The DPSK decoding method is achieved by comparing the phase of two sequential bits. An incoming DPSK optical signal is first split into two beams with equal intensities, in which one beam is delayed in space by an optical path difference that introduces a time delay corresponding to one bit. The two beams in the two paths are then coherently recombined to interfere each other constructively or destructively. The interference intensity is measured and becomes the intensity-keyed signal. A typical optical system for such a purpose is Mach–Zehnder interferometer or Michelson interferometer, forming an optical DPSK demodulator.
Delay time depends on the data rate. For instance, in a 40 Gbit/s system, one bit corresponds to 25 picoseconds, and light travels 5 mm in a fiber optics or 7.5 mm in free space within that period. Thus the optical path difference between the two beams is 5 mm or 7.5 mm depending on the type of interferometer used.

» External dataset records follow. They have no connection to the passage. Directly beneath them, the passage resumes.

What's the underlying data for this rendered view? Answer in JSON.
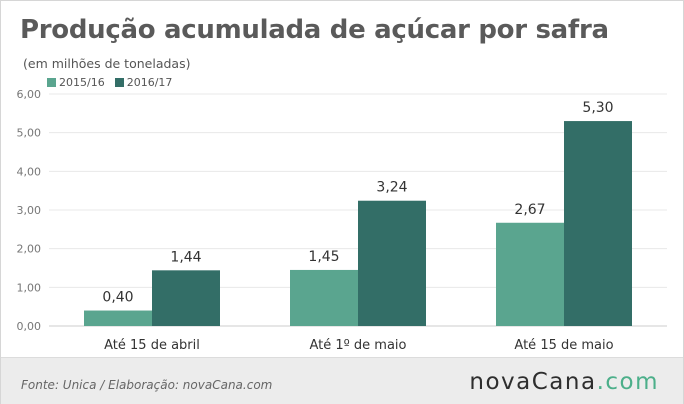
{
  "header": {
    "title": "Produção acumulada de açúcar por safra",
    "subtitle": "(em milhões de toneladas)"
  },
  "footer": {
    "source": "Fonte:  Unica  / Elaboração:  novaCana.com",
    "logo_main": "novaCana",
    "logo_tld": ".com"
  },
  "colors": {
    "series_2015_16": "#5aa58f",
    "series_2016_17": "#336e67",
    "axis_text": "#777777",
    "grid": "#e8e8e8"
  },
  "chart_data": {
    "type": "bar",
    "title": "Produção acumulada de açúcar por safra",
    "subtitle": "(em milhões de toneladas)",
    "categories": [
      "Até 15 de abril",
      "Até 1º de maio",
      "Até 15 de maio"
    ],
    "series": [
      {
        "name": "2015/16",
        "values": [
          0.4,
          1.45,
          2.67
        ],
        "labels": [
          "0,40",
          "1,45",
          "2,67"
        ]
      },
      {
        "name": "2016/17",
        "values": [
          1.44,
          3.24,
          5.3
        ],
        "labels": [
          "1,44",
          "3,24",
          "5,30"
        ]
      }
    ],
    "yticks": [
      "0,00",
      "1,00",
      "2,00",
      "3,00",
      "4,00",
      "5,00",
      "6,00"
    ],
    "ylim": [
      0,
      6
    ],
    "xlabel": "",
    "ylabel": "",
    "grid": true,
    "legend": "top-left"
  }
}
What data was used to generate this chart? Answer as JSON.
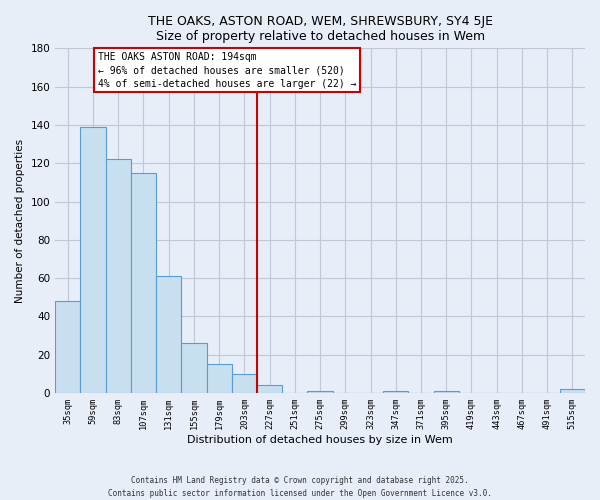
{
  "title": "THE OAKS, ASTON ROAD, WEM, SHREWSBURY, SY4 5JE",
  "subtitle": "Size of property relative to detached houses in Wem",
  "xlabel": "Distribution of detached houses by size in Wem",
  "ylabel": "Number of detached properties",
  "bin_labels": [
    "35sqm",
    "59sqm",
    "83sqm",
    "107sqm",
    "131sqm",
    "155sqm",
    "179sqm",
    "203sqm",
    "227sqm",
    "251sqm",
    "275sqm",
    "299sqm",
    "323sqm",
    "347sqm",
    "371sqm",
    "395sqm",
    "419sqm",
    "443sqm",
    "467sqm",
    "491sqm",
    "515sqm"
  ],
  "bar_heights": [
    48,
    139,
    122,
    115,
    61,
    26,
    15,
    10,
    4,
    0,
    1,
    0,
    0,
    1,
    0,
    1,
    0,
    0,
    0,
    0,
    2
  ],
  "bar_color": "#c8dff0",
  "bar_edge_color": "#5b9bd5",
  "vline_x": 7.5,
  "vline_color": "#cc0000",
  "annotation_title": "THE OAKS ASTON ROAD: 194sqm",
  "annotation_line1": "← 96% of detached houses are smaller (520)",
  "annotation_line2": "4% of semi-detached houses are larger (22) →",
  "ylim": [
    0,
    180
  ],
  "yticks": [
    0,
    20,
    40,
    60,
    80,
    100,
    120,
    140,
    160,
    180
  ],
  "footer1": "Contains HM Land Registry data © Crown copyright and database right 2025.",
  "footer2": "Contains public sector information licensed under the Open Government Licence v3.0.",
  "bg_color": "#e8eef8",
  "plot_bg_color": "#e8eef8",
  "grid_color": "#c0c8d8"
}
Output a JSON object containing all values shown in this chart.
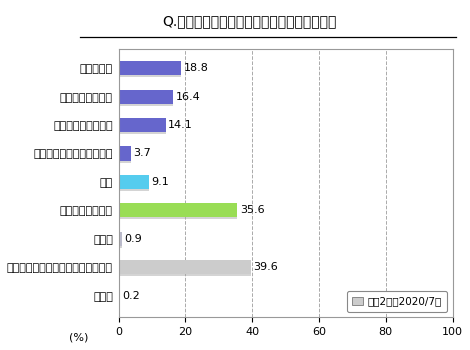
{
  "title": "Q.今年の夏はどのように過ごす予定ですか？",
  "categories": [
    "近場に外出",
    "日帰りで出かける",
    "泊りがけで出かける",
    "その他で外出（帰省以外）",
    "帰省",
    "主に自宅で過ごす",
    "その他",
    "特に予定はない、まだ決めていない",
    "無回答"
  ],
  "values": [
    18.8,
    16.4,
    14.1,
    3.7,
    9.1,
    35.6,
    0.9,
    39.6,
    0.2
  ],
  "colors": [
    "#6666cc",
    "#6666cc",
    "#6666cc",
    "#6666cc",
    "#55ccee",
    "#99dd55",
    "#bbbbcc",
    "#cccccc",
    "#bbbbcc"
  ],
  "shadow_color": "#aaaaaa",
  "xlabel": "(%)",
  "xlim": [
    0,
    100
  ],
  "xticks": [
    0,
    20,
    40,
    60,
    80,
    100
  ],
  "legend_text": "：第2回（2020/7）",
  "background_color": "#ffffff",
  "plot_bg_color": "#ffffff",
  "border_color": "#999999",
  "grid_color": "#aaaaaa"
}
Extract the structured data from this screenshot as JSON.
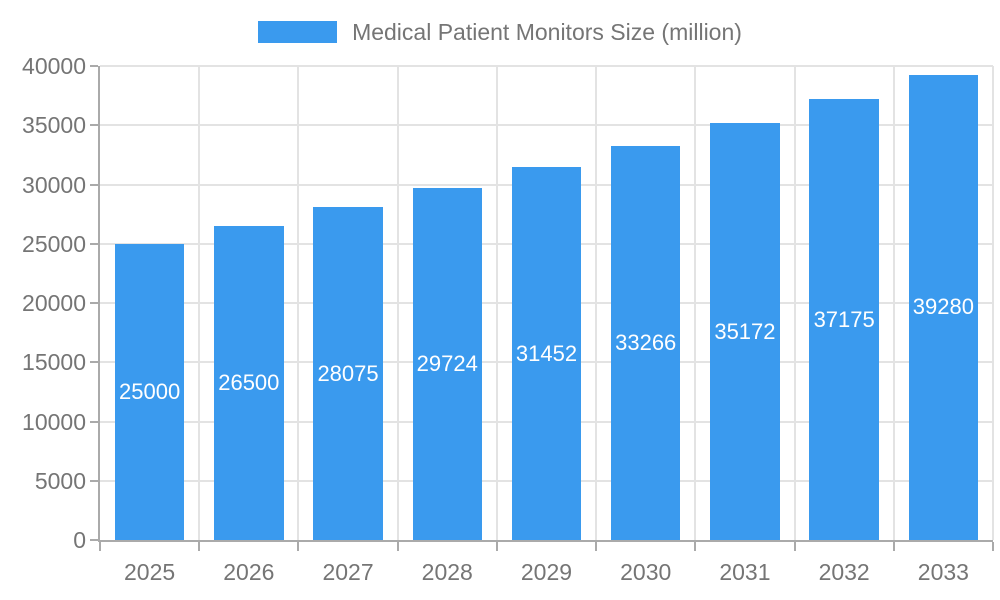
{
  "chart_data": {
    "type": "bar",
    "title": "Medical Patient Monitors Size (million)",
    "categories": [
      "2025",
      "2026",
      "2027",
      "2028",
      "2029",
      "2030",
      "2031",
      "2032",
      "2033"
    ],
    "values": [
      25000,
      26500,
      28075,
      29724,
      31452,
      33266,
      35172,
      37175,
      39280
    ],
    "xlabel": "",
    "ylabel": "",
    "ylim": [
      0,
      40000
    ],
    "ytick_step": 5000,
    "ytick_labels": [
      "0",
      "5000",
      "10000",
      "15000",
      "20000",
      "25000",
      "30000",
      "35000",
      "40000"
    ],
    "grid": true,
    "legend_position": "top-center",
    "bar_width_fraction": 0.7,
    "value_labels_inside": true,
    "colors": {
      "bar": "#3A9AEE",
      "value_label": "#FFFFFF",
      "axis_text": "#757575",
      "grid_line": "#E3E3E3",
      "axis_line": "#AAAAAA",
      "background": "#FFFFFF"
    }
  }
}
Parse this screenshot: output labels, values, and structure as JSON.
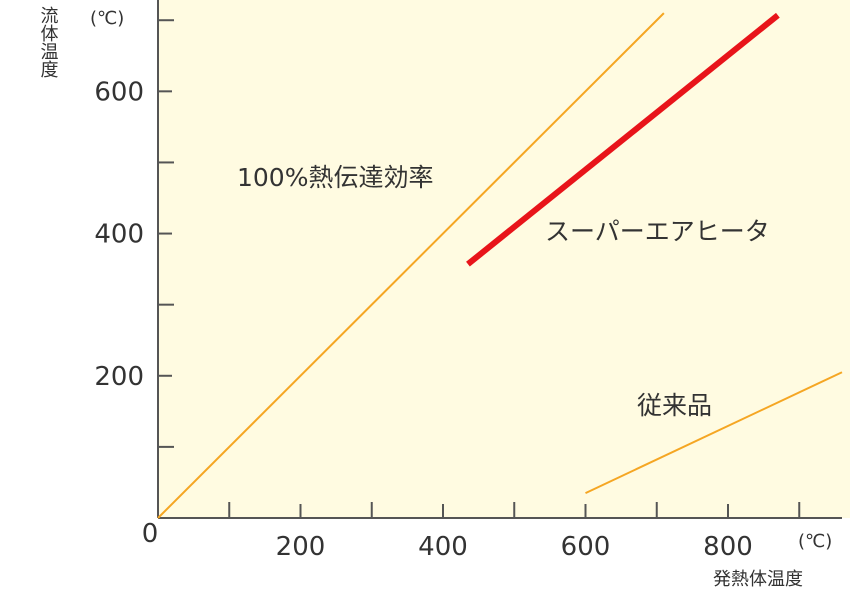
{
  "chart_data": {
    "type": "line",
    "title": "",
    "xlabel": "発熱体温度",
    "ylabel": "流体温度",
    "x_unit": "(℃)",
    "y_unit": "(℃)",
    "xlim": [
      0,
      960
    ],
    "ylim": [
      0,
      720
    ],
    "x_ticks": [
      0,
      200,
      400,
      600,
      800
    ],
    "x_tick_labels": [
      "0",
      "200",
      "400",
      "600",
      "800"
    ],
    "x_minor_ticks": [
      100,
      300,
      500,
      700,
      900
    ],
    "y_ticks": [
      200,
      400,
      600
    ],
    "y_tick_labels": [
      "200",
      "400",
      "600"
    ],
    "y_minor_ticks": [
      100,
      300,
      500,
      700
    ],
    "grid": false,
    "series": [
      {
        "name": "100%熱伝達効率",
        "x": [
          0,
          710
        ],
        "y": [
          0,
          710
        ],
        "color": "#f5a623",
        "width": 2
      },
      {
        "name": "スーパーエアヒータ",
        "x": [
          435,
          870
        ],
        "y": [
          357,
          707
        ],
        "color": "#e8141a",
        "width": 6
      },
      {
        "name": "従来品",
        "x": [
          600,
          960
        ],
        "y": [
          35,
          205
        ],
        "color": "#f5a623",
        "width": 2
      }
    ],
    "background_color": "#fffbe1"
  }
}
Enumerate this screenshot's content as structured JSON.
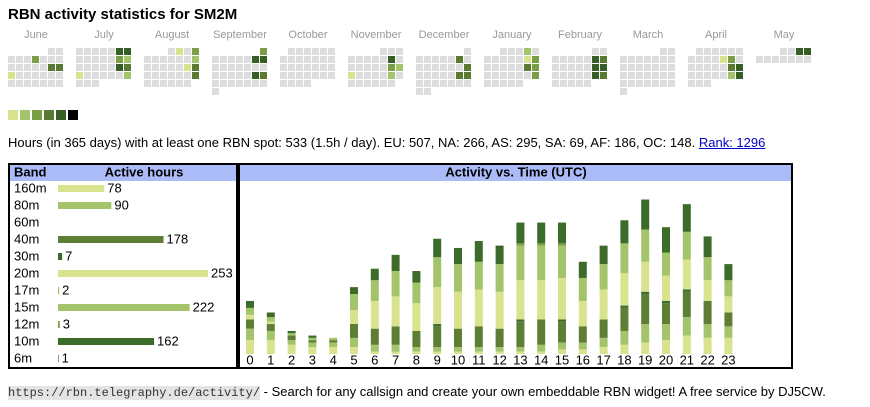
{
  "title": "RBN activity statistics for SM2M",
  "calendar": {
    "level_colors": [
      "#dddddd",
      "#d9e38d",
      "#a3c46a",
      "#7a9e45",
      "#5a7a33",
      "#355f24",
      "#000000"
    ],
    "months": [
      {
        "name": "June",
        "weeks": [
          [
            null,
            null,
            null,
            null,
            null,
            0,
            0
          ],
          [
            0,
            0,
            0,
            3,
            0,
            0,
            0
          ],
          [
            0,
            0,
            0,
            0,
            0,
            4,
            4
          ],
          [
            1,
            0,
            0,
            0,
            0,
            0,
            0
          ],
          [
            0,
            0,
            0,
            0,
            0,
            0,
            0
          ]
        ]
      },
      {
        "name": "July",
        "weeks": [
          [
            0,
            0,
            0,
            0,
            0,
            5,
            5
          ],
          [
            0,
            0,
            0,
            0,
            0,
            3,
            2
          ],
          [
            0,
            0,
            0,
            0,
            0,
            5,
            4
          ],
          [
            1,
            0,
            0,
            0,
            0,
            0,
            2
          ],
          [
            0,
            0,
            0
          ]
        ]
      },
      {
        "name": "August",
        "weeks": [
          [
            null,
            null,
            null,
            0,
            1,
            0,
            3
          ],
          [
            0,
            0,
            0,
            0,
            0,
            0,
            2
          ],
          [
            0,
            0,
            0,
            0,
            0,
            1,
            4
          ],
          [
            0,
            0,
            0,
            0,
            0,
            0,
            4
          ],
          [
            0,
            0,
            0,
            0,
            0,
            0
          ]
        ]
      },
      {
        "name": "September",
        "weeks": [
          [
            null,
            null,
            null,
            null,
            null,
            null,
            3
          ],
          [
            0,
            0,
            0,
            0,
            0,
            5,
            5
          ],
          [
            0,
            0,
            0,
            0,
            0,
            0,
            0
          ],
          [
            0,
            0,
            0,
            0,
            0,
            5,
            4
          ],
          [
            0,
            0,
            0,
            0,
            0,
            0,
            0
          ],
          [
            0
          ]
        ]
      },
      {
        "name": "October",
        "weeks": [
          [
            null,
            0,
            0,
            0,
            0,
            0,
            0
          ],
          [
            0,
            0,
            0,
            0,
            0,
            0,
            0
          ],
          [
            0,
            0,
            0,
            0,
            0,
            0,
            0
          ],
          [
            0,
            0,
            0,
            0,
            0,
            0,
            0
          ],
          [
            0,
            0,
            0,
            0
          ]
        ]
      },
      {
        "name": "November",
        "weeks": [
          [
            null,
            null,
            null,
            null,
            0,
            0,
            0
          ],
          [
            0,
            0,
            0,
            0,
            0,
            5,
            0
          ],
          [
            0,
            0,
            0,
            0,
            0,
            3,
            2
          ],
          [
            1,
            0,
            0,
            0,
            0,
            2,
            0
          ],
          [
            0,
            0,
            0,
            0,
            0,
            0
          ]
        ]
      },
      {
        "name": "December",
        "weeks": [
          [
            null,
            null,
            null,
            null,
            null,
            null,
            0
          ],
          [
            0,
            0,
            0,
            0,
            0,
            4,
            0
          ],
          [
            0,
            0,
            0,
            0,
            0,
            0,
            4
          ],
          [
            0,
            0,
            0,
            0,
            0,
            4,
            4
          ],
          [
            0,
            0,
            0,
            0,
            0,
            0,
            0
          ],
          [
            0,
            0
          ]
        ]
      },
      {
        "name": "January",
        "weeks": [
          [
            null,
            null,
            0,
            0,
            0,
            2,
            0
          ],
          [
            0,
            0,
            0,
            0,
            0,
            1,
            3
          ],
          [
            0,
            0,
            0,
            0,
            0,
            4,
            3
          ],
          [
            0,
            0,
            0,
            0,
            0,
            0,
            3
          ],
          [
            0,
            0,
            0,
            0,
            0
          ]
        ]
      },
      {
        "name": "February",
        "weeks": [
          [
            null,
            null,
            null,
            null,
            null,
            0,
            0
          ],
          [
            0,
            0,
            0,
            0,
            0,
            5,
            4
          ],
          [
            0,
            0,
            0,
            0,
            0,
            5,
            5
          ],
          [
            0,
            0,
            0,
            0,
            0,
            5,
            4
          ],
          [
            0,
            0,
            0,
            0,
            0
          ]
        ]
      },
      {
        "name": "March",
        "weeks": [
          [
            null,
            null,
            null,
            null,
            null,
            0,
            0
          ],
          [
            0,
            0,
            0,
            0,
            0,
            0,
            0
          ],
          [
            0,
            0,
            0,
            0,
            0,
            0,
            0
          ],
          [
            0,
            0,
            0,
            0,
            0,
            0,
            0
          ],
          [
            0,
            0,
            0,
            0,
            0,
            0,
            0
          ],
          [
            0
          ]
        ]
      },
      {
        "name": "April",
        "weeks": [
          [
            null,
            0,
            0,
            0,
            0,
            0,
            0
          ],
          [
            0,
            0,
            0,
            0,
            1,
            3,
            0
          ],
          [
            0,
            0,
            0,
            0,
            0,
            4,
            5
          ],
          [
            0,
            0,
            0,
            0,
            0,
            2,
            5
          ],
          [
            0,
            0,
            0
          ]
        ]
      },
      {
        "name": "May",
        "weeks": [
          [
            null,
            null,
            null,
            0,
            0,
            5,
            5
          ],
          [
            0,
            0,
            0,
            0,
            0,
            0,
            0
          ]
        ]
      }
    ]
  },
  "summary": {
    "text": "Hours (in 365 days) with at least one RBN spot: 533 (1.5h / day). EU: 507, NA: 266, AS: 295, SA: 69, AF: 186, OC: 148.",
    "link": "Rank: 1296"
  },
  "band_table": {
    "headers": [
      "Band",
      "Active hours"
    ],
    "hours": [
      78,
      90,
      null,
      178,
      7,
      253,
      2,
      222,
      3,
      162,
      1
    ]
  },
  "chart_data": {
    "type": "bar",
    "title": "Activity vs. Time (UTC)",
    "categories": [
      "0",
      "1",
      "2",
      "3",
      "4",
      "5",
      "6",
      "7",
      "8",
      "9",
      "10",
      "11",
      "12",
      "13",
      "14",
      "15",
      "16",
      "17",
      "18",
      "19",
      "20",
      "21",
      "22",
      "23"
    ],
    "ylim": [
      0,
      72
    ],
    "series": [
      {
        "name": "160m",
        "color": "#d9e38d",
        "values": [
          6,
          6,
          4,
          3,
          3,
          3,
          1,
          1,
          1,
          1,
          1,
          1,
          1,
          1,
          1,
          2,
          2,
          3,
          4,
          5,
          6,
          8,
          7,
          7
        ]
      },
      {
        "name": "80m",
        "color": "#a3c46a",
        "values": [
          5,
          4,
          2,
          2,
          2,
          4,
          3,
          3,
          2,
          2,
          2,
          2,
          2,
          2,
          3,
          3,
          3,
          4,
          6,
          8,
          7,
          8,
          6,
          5
        ]
      },
      {
        "name": "60m",
        "color": "#7a9e45",
        "values": [
          0,
          0,
          0,
          0,
          0,
          0,
          0,
          0,
          0,
          0,
          0,
          0,
          0,
          0,
          0,
          0,
          0,
          0,
          0,
          0,
          0,
          0,
          0,
          0
        ]
      },
      {
        "name": "40m",
        "color": "#5e7d35",
        "values": [
          4,
          3,
          2,
          1,
          1,
          6,
          7,
          8,
          7,
          9,
          8,
          9,
          8,
          11,
          11,
          9,
          7,
          8,
          10,
          13,
          9,
          11,
          10,
          6
        ]
      },
      {
        "name": "30m",
        "color": "#3d6b2a",
        "values": [
          0,
          0,
          0,
          0,
          0,
          0,
          0,
          0,
          0,
          1,
          0,
          0,
          0,
          1,
          0,
          1,
          0,
          0,
          1,
          1,
          1,
          1,
          0,
          0
        ]
      },
      {
        "name": "20m",
        "color": "#d9e38d",
        "values": [
          2,
          1,
          0,
          0,
          0,
          6,
          12,
          13,
          12,
          16,
          16,
          16,
          16,
          17,
          17,
          18,
          11,
          13,
          14,
          13,
          11,
          13,
          9,
          7
        ]
      },
      {
        "name": "17m",
        "color": "#a3c46a",
        "values": [
          0,
          0,
          0,
          0,
          0,
          0,
          0,
          0,
          0,
          0,
          0,
          0,
          0,
          1,
          1,
          0,
          0,
          0,
          0,
          0,
          0,
          0,
          0,
          0
        ]
      },
      {
        "name": "15m",
        "color": "#a3c46a",
        "values": [
          3,
          2,
          1,
          1,
          1,
          7,
          9,
          11,
          9,
          13,
          12,
          12,
          12,
          14,
          14,
          14,
          10,
          11,
          13,
          14,
          10,
          12,
          10,
          7
        ]
      },
      {
        "name": "12m",
        "color": "#7a9e45",
        "values": [
          0,
          0,
          0,
          0,
          0,
          0,
          0,
          0,
          0,
          0,
          0,
          0,
          0,
          1,
          1,
          1,
          0,
          0,
          0,
          0,
          0,
          0,
          0,
          0
        ]
      },
      {
        "name": "10m",
        "color": "#3d6b2a",
        "values": [
          3,
          2,
          1,
          1,
          0,
          3,
          5,
          7,
          5,
          8,
          7,
          9,
          7,
          9,
          9,
          9,
          7,
          8,
          10,
          13,
          11,
          12,
          9,
          7
        ]
      },
      {
        "name": "6m",
        "color": "#355f24",
        "values": [
          0,
          0,
          0,
          0,
          0,
          0,
          0,
          0,
          0,
          0,
          0,
          0,
          1,
          0,
          0,
          0,
          0,
          0,
          0,
          0,
          0,
          0,
          0,
          0
        ]
      }
    ]
  },
  "footer": {
    "url": "https://rbn.telegraphy.de/activity/",
    "text": " - Search for any callsign and create your own embeddable RBN widget! A free service by DJ5CW."
  }
}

DQPSK is the four-level version of DPSK. DQPSK transmits two bits for every symbol (bit combinations being 00, 01, 11 and 10) and has an additional advantage over conventional binary DPSK. DQPSK has a narrower optical spectrum, which tolerates more dispersion (both chromatic and polarization-mode), allows for stronger optical filtering, and enables closer channel spacing. As a result, DQPSK allows processing of 40 Gbit/s data-rate in a 50 GHz channel spacing system. A demodulator for optical DQPSK signals can be constructed using two matched DPSK demodulators with phase off-set at \pm \pi/4.